People have had a chance to develop some strong and unfortunate feelings about the advisability of staying at home, social distancing and wearing masks. We hear frequently that the virus is overrated or a hoax altogether, that preventive measures are an infringement on notional rights, and that the virus is a very real killer – in light of which we owe our lives and obedience to local authorities; and anyone who does not scrupulously follow their dicta is selfish and ought to be arrested or denied medical treatment.
You can see how overstated this has become. It is not just here. The president is holding campaign rallies where masking seems to be discouraged. There are people who want masks banned and there are those who insist we should be more autocratic, like China, of all places.

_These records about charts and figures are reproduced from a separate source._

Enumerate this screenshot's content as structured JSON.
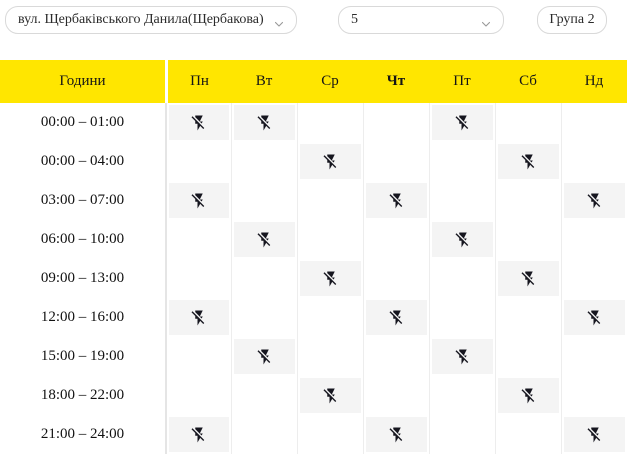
{
  "controls": {
    "street_select": {
      "value": "вул. Щербаківського Данила(Щербакова)"
    },
    "building_select": {
      "value": "5"
    },
    "group_button": {
      "label": "Група 2"
    }
  },
  "table": {
    "hours_header": "Години",
    "days": [
      {
        "label": "Пн",
        "today": false
      },
      {
        "label": "Вт",
        "today": false
      },
      {
        "label": "Ср",
        "today": false
      },
      {
        "label": "Чт",
        "today": true
      },
      {
        "label": "Пт",
        "today": false
      },
      {
        "label": "Сб",
        "today": false
      },
      {
        "label": "Нд",
        "today": false
      }
    ],
    "rows": [
      {
        "time": "00:00 – 01:00",
        "off_days": [
          0,
          1,
          4
        ]
      },
      {
        "time": "00:00 – 04:00",
        "off_days": [
          2,
          5
        ]
      },
      {
        "time": "03:00 – 07:00",
        "off_days": [
          0,
          3,
          6
        ]
      },
      {
        "time": "06:00 – 10:00",
        "off_days": [
          1,
          4
        ]
      },
      {
        "time": "09:00 – 13:00",
        "off_days": [
          2,
          5
        ]
      },
      {
        "time": "12:00 – 16:00",
        "off_days": [
          0,
          3,
          6
        ]
      },
      {
        "time": "15:00 – 19:00",
        "off_days": [
          1,
          4
        ]
      },
      {
        "time": "18:00 – 22:00",
        "off_days": [
          2,
          5
        ]
      },
      {
        "time": "21:00 – 24:00",
        "off_days": [
          0,
          3,
          6
        ]
      }
    ],
    "off_icon": "flash-off-icon"
  },
  "colors": {
    "header_bg": "#FFE600",
    "off_cell_bg": "#F4F4F4",
    "icon_color": "#16161F",
    "control_border": "#D9D9D9",
    "grid_line": "#EDEDED",
    "text": "#1A1A1A"
  }
}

Our strong preference is for locally elected officials to make public health decisions in concert with the best advice from public health authorities and others. We believe that is just what Durango City Council has done, especially when it extended its mandatory face-covering order last week.
Having to wear a mask at some times in some places is a slight inconvenience, an imposition, but it has little to do with liberty or the camel’s nose under your tent.
We do not support the mask rule because we are blindly obedient but because it is and ought to be common sense.